El hecho de que la familia de la niña decida emigrar a Toronto en pro de un futuro mejor (el padre es director de cine y la madre artista) hará que abruptamente se trunque lo que no sabemos que podría haber surgido y que llevará a ambos (a pesar de que tengan que obligarse a vivir su propia vida) a añorar haber tenido esa oportunidad. 12 años después internet, y con el futuro todavía por escribir, les volverá a cruzar (ella como estudiante de teatro en Nueva York y él todavía entre clases, sus padres y juergas con los amigos) y lo que hubiera podido volver a reactivarse gracias a las nuevas tecnologías volverá a ponerse en cuestión, ahora debido a la distancia geográfica y al hecho de que ninguno de los dos está en un momento de sacrificar su vida para irse detrás del otro.

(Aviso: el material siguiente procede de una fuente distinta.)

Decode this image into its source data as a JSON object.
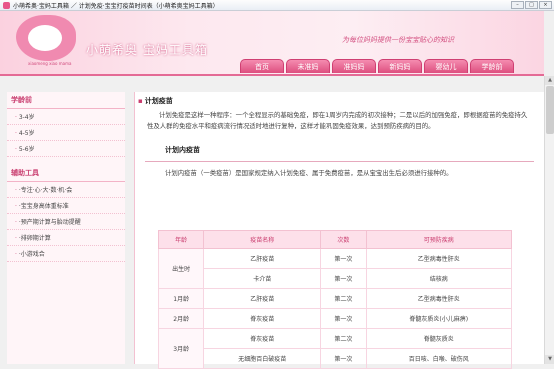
{
  "window": {
    "title": "小萌希奥·宝妈工具箱 ／ 计划免疫·宝宝打疫苗时间表（小萌希奥宝妈工具箱）",
    "minimize": "–",
    "maximize": "□",
    "close": "×"
  },
  "header": {
    "logo_text": "小萌希奥 宝妈工具箱",
    "logo_sub": "xiaomeng xiao mama",
    "slogan": "为每位妈妈提供一份宝宝贴心的知识"
  },
  "nav": {
    "tabs": [
      "首页",
      "未准妈",
      "准妈妈",
      "新妈妈",
      "婴幼儿",
      "学龄前"
    ]
  },
  "sidebar": {
    "sections": [
      {
        "title": "学龄前",
        "items": [
          "3-4岁",
          "4-5岁",
          "5-6岁"
        ]
      },
      {
        "title": "辅助工具",
        "items": [
          "·专注·心·大·数·机·会",
          "·宝宝身高体重标准",
          "·预产期计算与胎动提醒",
          "·排卵期计算",
          "·小游戏合"
        ]
      }
    ]
  },
  "main": {
    "heading": "计划疫苗",
    "intro": "计划免疫是这样一种程序：一个全程显示的基础免疫，即在1周岁内完成的初次接种；二是以后的加强免疫，即根据疫苗的免疫持久性及人群的免疫水平和疫病流行情况适时地进行复种，这样才能巩固免疫效果，达到预防疾病的目的。",
    "subheading": "计划内疫苗",
    "desc": "计划内疫苗（一类疫苗）是国家规定纳入计划免疫、属于免费疫苗，是从宝宝出生后必须进行接种的。",
    "table": {
      "headers": [
        "年龄",
        "疫苗名称",
        "次数",
        "可预防疾病"
      ],
      "rows": [
        {
          "age": "出生时",
          "vaccine": "乙肝疫苗",
          "times": "第一次",
          "disease": "乙型病毒性肝炎"
        },
        {
          "age": "",
          "vaccine": "卡介苗",
          "times": "第一次",
          "disease": "结核病"
        },
        {
          "age": "1月龄",
          "vaccine": "乙肝疫苗",
          "times": "第二次",
          "disease": "乙型病毒性肝炎"
        },
        {
          "age": "2月龄",
          "vaccine": "脊灰疫苗",
          "times": "第一次",
          "disease": "脊髓灰质炎(小儿麻痹)"
        },
        {
          "age": "3月龄",
          "vaccine": "脊灰疫苗",
          "times": "第二次",
          "disease": "脊髓灰质炎"
        },
        {
          "age": "",
          "vaccine": "无细胞百白破疫苗",
          "times": "第一次",
          "disease": "百日咳、白喉、破伤风"
        }
      ]
    }
  },
  "scrollbar": {
    "up": "▲",
    "down": "▼"
  }
}
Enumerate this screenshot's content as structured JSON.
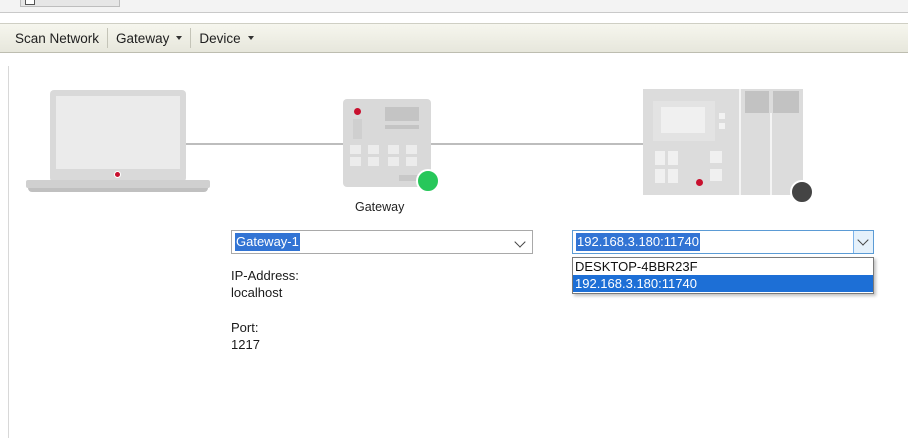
{
  "toolbar": {
    "scan_network": "Scan Network",
    "gateway_menu": "Gateway",
    "device_menu": "Device"
  },
  "diagram": {
    "gateway_label": "Gateway",
    "gateway_status_color": "#27c75a",
    "device_status_color": "#444444"
  },
  "gateway_select": {
    "value": "Gateway-1"
  },
  "gateway_info": {
    "ip_label": "IP-Address:",
    "ip_value": "localhost",
    "port_label": "Port:",
    "port_value": "1217"
  },
  "device_select": {
    "value": "192.168.3.180:11740",
    "options": [
      "DESKTOP-4BBR23F",
      "192.168.3.180:11740"
    ],
    "selected_index": 1
  }
}
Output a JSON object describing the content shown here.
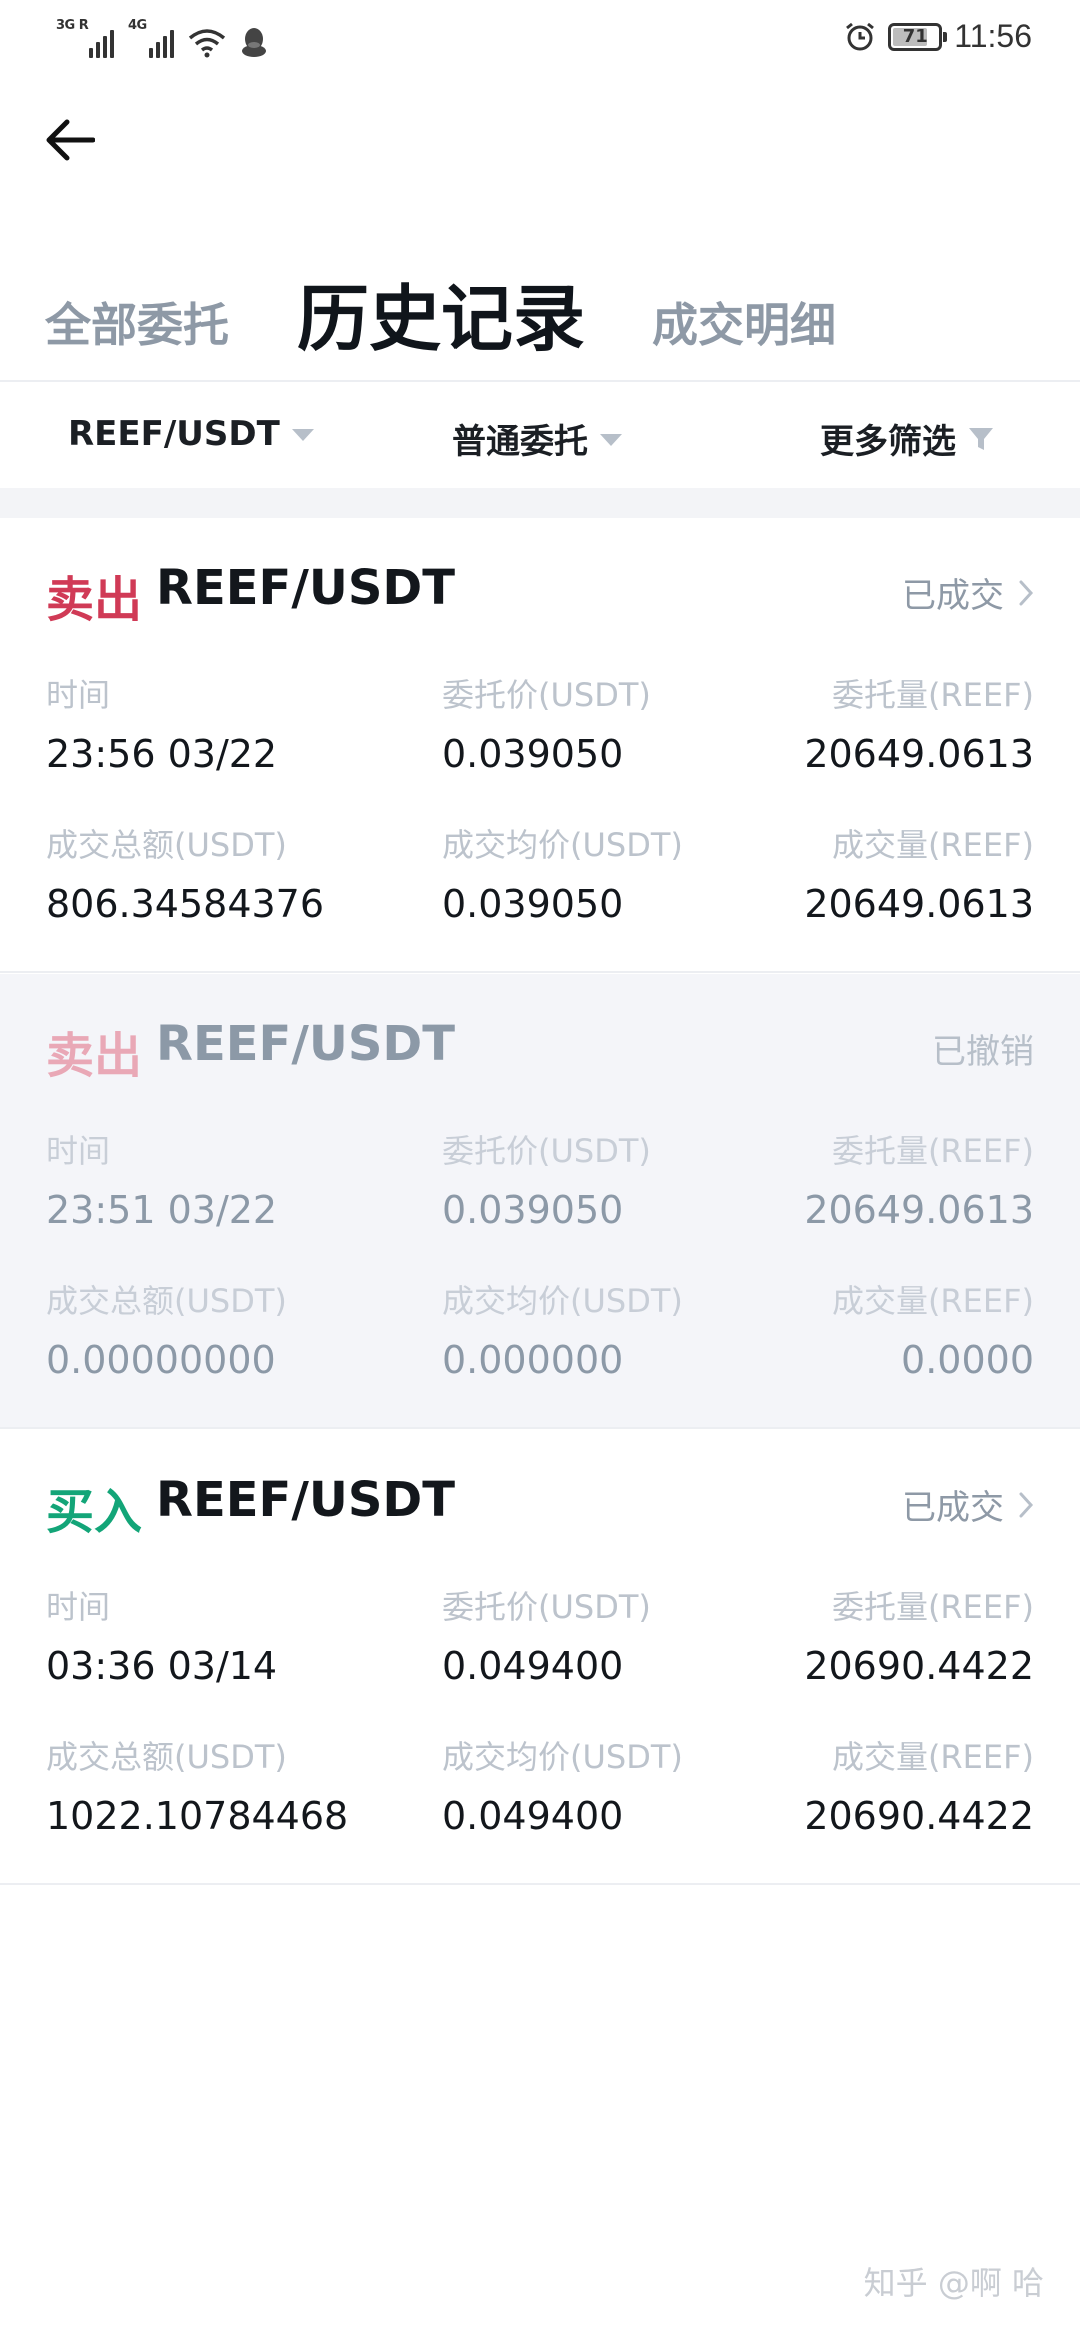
{
  "status_bar": {
    "signal1_label": "3G R",
    "signal2_label": "4G",
    "battery": "71",
    "time": "11:56"
  },
  "tabs": [
    {
      "label": "全部委托",
      "active": false
    },
    {
      "label": "历史记录",
      "active": true
    },
    {
      "label": "成交明细",
      "active": false
    }
  ],
  "filters": {
    "pair": "REEF/USDT",
    "order_type": "普通委托",
    "more": "更多筛选"
  },
  "labels": {
    "time": "时间",
    "order_price": "委托价(USDT)",
    "order_amount": "委托量(REEF)",
    "filled_total": "成交总额(USDT)",
    "avg_price": "成交均价(USDT)",
    "filled_amount": "成交量(REEF)"
  },
  "orders": [
    {
      "side": "卖出",
      "pair": "REEF/USDT",
      "status": "已成交",
      "time": "23:56 03/22",
      "order_price": "0.039050",
      "order_amount": "20649.0613",
      "filled_total": "806.34584376",
      "avg_price": "0.039050",
      "filled_amount": "20649.0613"
    },
    {
      "side": "卖出",
      "pair": "REEF/USDT",
      "status": "已撤销",
      "time": "23:51 03/22",
      "order_price": "0.039050",
      "order_amount": "20649.0613",
      "filled_total": "0.00000000",
      "avg_price": "0.000000",
      "filled_amount": "0.0000"
    },
    {
      "side": "买入",
      "pair": "REEF/USDT",
      "status": "已成交",
      "time": "03:36 03/14",
      "order_price": "0.049400",
      "order_amount": "20690.4422",
      "filled_total": "1022.10784468",
      "avg_price": "0.049400",
      "filled_amount": "20690.4422"
    }
  ],
  "watermark": "知乎 @啊 哈",
  "colors": {
    "sell": "#d03a56",
    "buy": "#13a578",
    "muted": "#8e99a6"
  }
}
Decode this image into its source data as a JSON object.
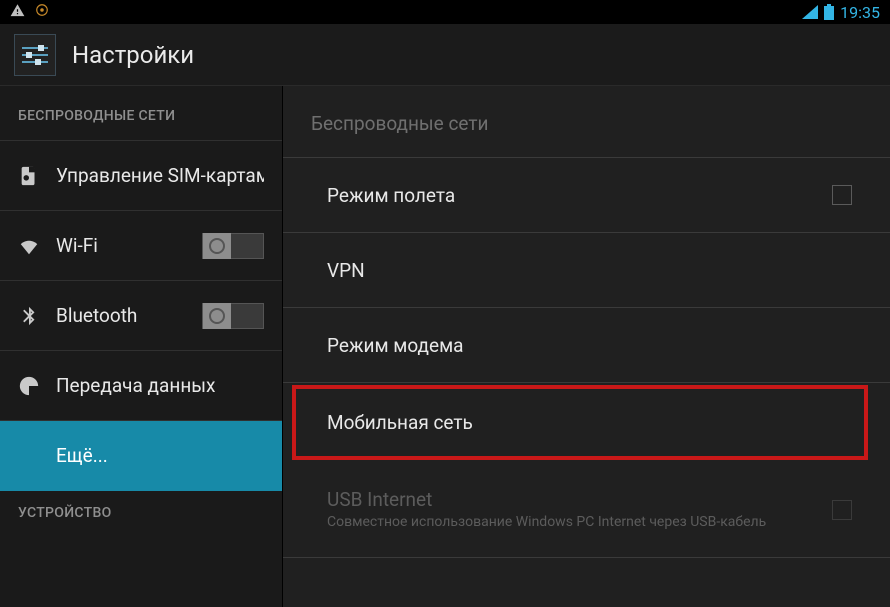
{
  "statusbar": {
    "time": "19:35"
  },
  "actionbar": {
    "title": "Настройки"
  },
  "sidebar": {
    "section_wireless": "БЕСПРОВОДНЫЕ СЕТИ",
    "section_device": "УСТРОЙСТВО",
    "items": {
      "sim": "Управление SIM-картам",
      "wifi": "Wi-Fi",
      "bluetooth": "Bluetooth",
      "data": "Передача данных",
      "more": "Ещё..."
    }
  },
  "detail": {
    "header": "Беспроводные сети",
    "airplane": "Режим полета",
    "vpn": "VPN",
    "tether": "Режим модема",
    "mobile": "Мобильная сеть",
    "usb_title": "USB Internet",
    "usb_sub": "Совместное использование Windows PC Internet через USB-кабель"
  }
}
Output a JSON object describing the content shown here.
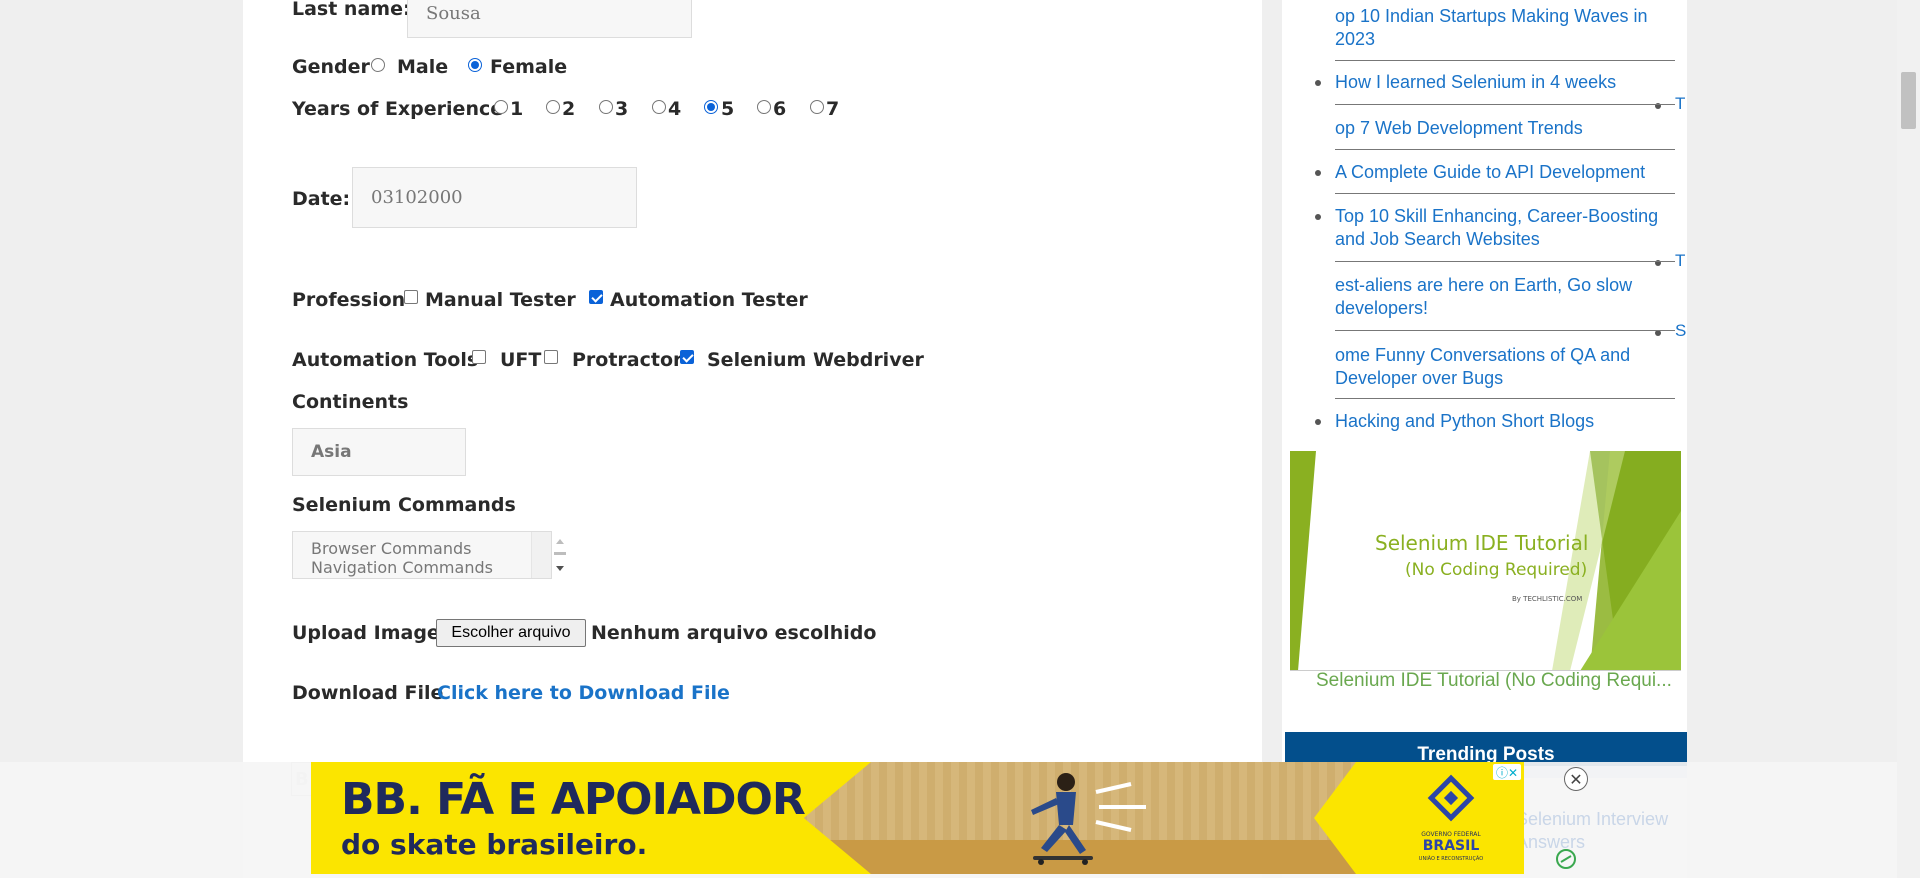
{
  "form": {
    "last_name_label": "Last name:",
    "last_name_value": "Sousa",
    "gender_label": "Gender",
    "gender_options": [
      "Male",
      "Female"
    ],
    "gender_selected": "Female",
    "experience_label": "Years of Experience",
    "experience_options": [
      "1",
      "2",
      "3",
      "4",
      "5",
      "6",
      "7"
    ],
    "experience_selected": "5",
    "date_label": "Date:",
    "date_value": "03102000",
    "profession_label": "Profession",
    "profession_options": [
      "Manual Tester",
      "Automation Tester"
    ],
    "profession_checked": [
      "Automation Tester"
    ],
    "tools_label": "Automation Tools",
    "tools_options": [
      "UFT",
      "Protractor",
      "Selenium Webdriver"
    ],
    "tools_checked": [
      "Selenium Webdriver"
    ],
    "continents_label": "Continents",
    "continents_value": "Asia",
    "commands_label": "Selenium Commands",
    "commands_options": [
      "Browser Commands",
      "Navigation Commands"
    ],
    "upload_label": "Upload Image",
    "upload_button": "Escolher arquivo",
    "upload_status": "Nenhum arquivo escolhido",
    "download_label": "Download File",
    "download_link": "Click here to Download File",
    "button_partial": "B"
  },
  "sidebar": {
    "items": [
      "op 10 Indian Startups Making Waves in",
      "2023",
      "How I learned Selenium in 4 weeks",
      "op 7 Web Development Trends",
      "A Complete Guide to API Development",
      "Top 10 Skill Enhancing, Career-Boosting",
      "and Job Search Websites",
      "est-aliens are here on Earth, Go slow",
      "developers!",
      "ome Funny Conversations of QA and",
      "Developer over Bugs",
      "Hacking and Python Short Blogs"
    ],
    "stray_letters": [
      "T",
      "T",
      "S"
    ],
    "thumbnail_title": "Selenium IDE Tutorial",
    "thumbnail_subtitle": "(No Coding Required)",
    "thumbnail_by": "By TECHLISTIC.COM",
    "thumbnail_caption": "Selenium IDE Tutorial (No Coding Requi...",
    "trending_title": "Trending Posts",
    "faded_lines": [
      "Selenium Interview",
      "Answers"
    ]
  },
  "ad": {
    "line1": "BB. FÃ E APOIADOR",
    "line2": "do skate brasileiro.",
    "gov_text": "GOVERNO FEDERAL",
    "gov_brand": "BRASIL",
    "gov_sub": "UNIÃO E RECONSTRUÇÃO",
    "info_icon": "ⓘ✕",
    "close_icon": "✕"
  },
  "colors": {
    "link": "#1a73c8",
    "accent_check": "#0a62d8",
    "trending_bg": "#034f8c",
    "caption_green": "#6aa84f",
    "ad_yellow": "#fbe500",
    "ad_navy": "#1f2a5c"
  }
}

12 años después ambos tendrán oportunidad de encontrarse por fin físicamente, ahora en Nueva York, pero quizá todo haya cambiado demasiado ya, teniendo que asumir las consecuencias de las decisiones tomadas, y la estabilidad de la rutina, el pragmatismo en forma de “green card”, el miedo a cambiar de vida y el paso del tiempo sea lo que una vez más les impida afrontar una relación siempre pendiente de germinar en el que no saben si lo suyo es los reflejos de lo que fue su relación en una vida pasada o siguen formando parte de un preámbulo para una vida posterior y que nunca podrá ser materializada en esta.

Es lo que ocurre principalmente en la percepción de ella, alguien que quiso romper con sus raíces para adaptarse mejor a su nueva realidad y que con la llegada de su primer amor descubre no sólo que el modo de vida y de ser característicamente coreano llama a su puerta sino que ella misma siempre será una chica más coreana y menos americana de lo que cree a pesar de las vivencias y derroteros por los que le ha llevado la vida.

Una película que desarma, conmueve y fascina sin aspavientos encandilando el cómo cuando vuelven a encontrarse aparecen los niños que fueron y que una tarde al volver de la escuela se separaron para siempre ante el inexorable paso del tiempo en el que ni internet, ni las conversaciones en un ferry, ni la añoranza siempre enterrada en uno puede ser que sea suficiente. Un viaje hacia la madurez en el que hay determinadas puertas que nunca volverán a abrirse y en el que sólo afrontar el futuro o quedar lastrado siempre por la amargura de lo que no fue. El trabajo de Greta Lee, Yoo Teo y John Magaro todavía redondea más una cronología temporal sobre los devastadores vestigios del sinsabor de una historia de amor trascendental por la conexión de dos almas gemelas pero que en la práctica nunca llegó a ser vivida.